Chronique « Si on me laisse dire », publiée dans le quotidien belge « La Dernière Heure », en marge du procès de Marc Dutroux et consorts. 30- Le 14 avril 2004
La Cour d’assises d’Arlon revient aujourd’hui sur les circonstances de l’assassinat de Bernard Weinstein. Ce français originaire de Nantes avait déjà un fameux cursus criminel avant de venir s’installer en Belgique. Connu outre-Quiévrain pour prises d’otage et vols avec violence, il n’a cependant jamais été condamné pour des faits de mœurs. Plusieurs personnes qui l’ont connu viendront raconter au tribunal que Weinstein ne donnait pas l’impression d’être un sanguinaire. Un type bizarre, peu bavard, vivant en reclus. Presque comme un «rat». Sans doute. Sale et secret. Certes. Mais pas un tueur d’enfants. Plutôt un type habile de ses mains pour voler et «maquiller» des voitures.
C’est ce que ces témoins diront mais pour autant les jurés pourront-ils tirer la conclusion que Weinstein ne serait dans ce dossier que «le mort qui a bon dos», voire même qu’il serait innocent des faits d’enlèvements et de mœurs dont l’accuse Marc Dutroux ? Ce serait un peu vite aller en besogne. Le passé de Weinstein renseigne aussi des comportements pour le moins interpellant –quant à son rapport à la sexualité ou à la commission de violences gratuites contre des personnes ou des animaux… En fait, la question de la personnalité de Weinstein représente, à elle seule, l’une de ces innombrables zones d’ombre de l’affaire jugée à Arlon. Celle-ci, plus que d’autres encore, ne sera pas levée par le procès. Tant il est déjà paru évident lors de la dernière audience de la Cour que personne ne semblait particulièrement s’y intéresser.
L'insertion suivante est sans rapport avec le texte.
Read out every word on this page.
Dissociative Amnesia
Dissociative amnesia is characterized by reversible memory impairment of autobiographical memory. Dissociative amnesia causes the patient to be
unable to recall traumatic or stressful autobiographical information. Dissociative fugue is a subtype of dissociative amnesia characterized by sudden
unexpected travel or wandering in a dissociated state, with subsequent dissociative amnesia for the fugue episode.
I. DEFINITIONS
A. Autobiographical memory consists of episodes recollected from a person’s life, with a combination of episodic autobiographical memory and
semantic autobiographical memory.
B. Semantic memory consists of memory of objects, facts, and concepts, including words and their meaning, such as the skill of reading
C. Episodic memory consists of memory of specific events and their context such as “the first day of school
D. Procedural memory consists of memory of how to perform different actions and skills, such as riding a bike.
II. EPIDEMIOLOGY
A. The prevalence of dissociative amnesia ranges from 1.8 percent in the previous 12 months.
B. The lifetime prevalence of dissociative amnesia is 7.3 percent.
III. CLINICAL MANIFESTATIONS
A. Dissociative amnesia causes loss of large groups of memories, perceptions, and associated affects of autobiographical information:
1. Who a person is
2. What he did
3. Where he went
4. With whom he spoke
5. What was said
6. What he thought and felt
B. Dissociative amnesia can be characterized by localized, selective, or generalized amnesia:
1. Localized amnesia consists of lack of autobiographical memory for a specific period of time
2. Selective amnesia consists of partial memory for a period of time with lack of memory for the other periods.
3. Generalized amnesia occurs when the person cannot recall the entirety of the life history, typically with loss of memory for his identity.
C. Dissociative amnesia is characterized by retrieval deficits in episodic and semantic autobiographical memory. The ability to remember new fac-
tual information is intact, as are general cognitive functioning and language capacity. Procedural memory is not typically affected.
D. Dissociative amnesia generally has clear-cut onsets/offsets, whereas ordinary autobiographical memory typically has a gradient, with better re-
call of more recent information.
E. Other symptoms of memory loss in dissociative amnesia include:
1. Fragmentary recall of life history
Comme l’a dit justement le juge Langlois, Weinstein est bien l’un des grands absents de ce procès. On complètera utilement ce constat en soulignant qu’il n’y a personne sur le banc des parties civiles pour demander des comptes à Dutroux sur la séquestration, les tortures infligées au Français et sa mise à mort : il a été enterré vivant. Depuis que le cadavre de ce truand a été découvert à Sars-la-Buissière, sa famille a pris pour option prioritaire d’essayer de tenter de ne pas être éclaboussée par le scandale qui entoure le dossier Dutroux.
Pour dire les choses de manière policée, la Cour d’assises d’Arlon ne devrait donc pas accroître son retard lors des deux prochaines audiences. Cela ne veut pas dire forcément que les débats seront inintéressants. Ils permettront de plonger un peu plus encore dans ce petit monde interlope des ferrailleurs et des trafiquants divers et variés de Charleroi et alentours. Un milieu secret. Polycriminel. Un univers où tout semble pouvoir s’acheter et se vendre pour autant que l’on puisse payer.
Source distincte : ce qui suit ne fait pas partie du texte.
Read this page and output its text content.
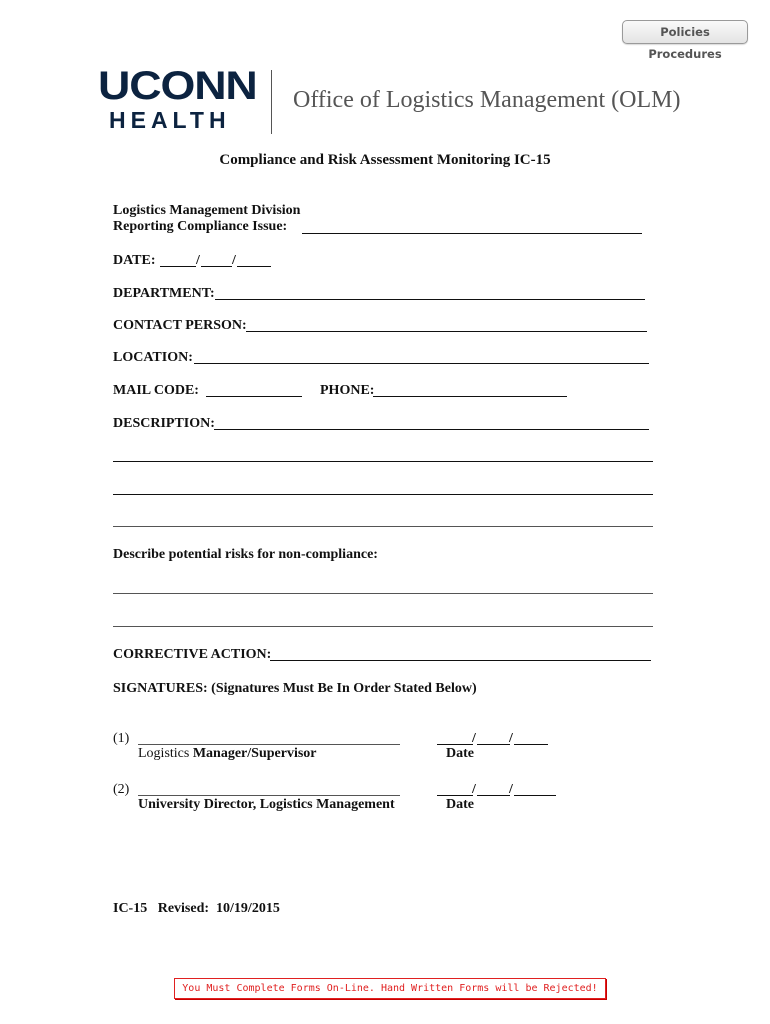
Policies Procedures
UCONN
HEALTH
Office of Logistics Management (OLM)
Compliance and Risk Assessment Monitoring IC-15
Logistics Management Division
Reporting Compliance Issue:
DATE:	/ /
DEPARTMENT:
CONTACT PERSON:
LOCATION:
MAIL CODE:	PHONE:
DESCRIPTION:
Describe potential risks for non-compliance:
CORRECTIVE ACTION:
SIGNATURES: (Signatures Must Be In Order Stated Below)
(1)
Logistics Manager/Supervisor
/ /
Date
(2)
University Director, Logistics Management
/ /
Date
IC-15   Revised:  10/19/2015
You Must Complete Forms On-Line. Hand Written Forms will be Rejected!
Cependant, soyons clair, contrairement à un discours communautariste qui se fait parfois entendre au procès dans la bouche d’avocats néerlandophones, le fait qu’il y ait une pègre active sur les terres carolo n’est pas une spécificité locale! On pourrait par exemple renvoyer au témoignage de cet ex-voisin de l’hôtel Brazil. Entendu la semaine dernière, cet homme nous a clairement exposé à quel point un dangereux proxénète comme Marcel Marchal, connaissance par ailleurs de plusieurs personnes de la sphère Dutroux, avait pu développer ses activités criminelles – traite des êtres humains- en bénéficiant trop longtemps d’une certaine impunité à Blankenberg. Ce n’est pas pour cela que l’on en déduit que toute la Flandre et plus spécifiquement l’arrondissement judiciaire de Bruges seraient gangrenés par la mafia des trafiquants d’êtres humains!